Château Moulin-BorieListrac-Médoc 2015 (13.5%, RRP €24.95 at Molloys)

moulin_borie

Château Moulin-Borie is owned and run by Bruno-Eugène Borie who is also the proprietor of Saint-Julien’s Château Ducru-Beaucaillou, a Second Growth in the 1855 Classification.  Moulin-Borie is located in the appellation of Listrac-Médoc which is humbler than the big guns of Pauillac and co but is nevertheless capable of producing very good wines.

Despite coming from a ripe year, this is very classic left bank Bordeaux.  it shows lots of black fruit and a touch of vanilla, but also quite savoury, with cedar and black olive notes just starting to appear.  It’s mid weight, not a wine that weighs you down, and very classy.  I would definitely be interested in trying this wine after another five years of maturation – time to buy a few for the cellar I think!
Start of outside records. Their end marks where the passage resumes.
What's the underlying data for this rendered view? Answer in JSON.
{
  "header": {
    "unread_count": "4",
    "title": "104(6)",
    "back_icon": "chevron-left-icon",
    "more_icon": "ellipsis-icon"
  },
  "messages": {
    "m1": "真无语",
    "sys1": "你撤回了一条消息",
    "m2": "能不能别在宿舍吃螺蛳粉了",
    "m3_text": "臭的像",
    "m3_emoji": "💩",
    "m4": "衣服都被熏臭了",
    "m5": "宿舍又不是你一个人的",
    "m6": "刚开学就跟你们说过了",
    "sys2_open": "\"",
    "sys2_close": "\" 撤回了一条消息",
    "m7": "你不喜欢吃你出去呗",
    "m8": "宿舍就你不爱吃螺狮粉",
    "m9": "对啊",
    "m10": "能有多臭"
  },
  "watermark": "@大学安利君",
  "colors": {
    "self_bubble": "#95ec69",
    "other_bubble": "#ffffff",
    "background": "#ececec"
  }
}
Château Castelbruck Margaux 2014 (13.0%, RRP €32.00 at Molloys)

castelbruck_margaux

Margaux is seen as the most feminine of the big four AOCs and often shows an ethereal quality which eludes the others.  This 2014 is still quite young but very approachable and dangerously drinkable!  It has ripe, juicy blackberry, blackcurrant, black cherry and plum – so ripe that you almost feel like you are biting into actual fruit!  Fine cocoa powder and a touch of pencil shavings are part of a wonderful finish.

It’s sometimes said that Cabernet-based wines are a good match for chocolate and it doesn’t usually do much for me, but in this case a few squares of high cocoa-content black chocolate went down a treat with the wine!  For me, a big glass and a warm fire would be perfection.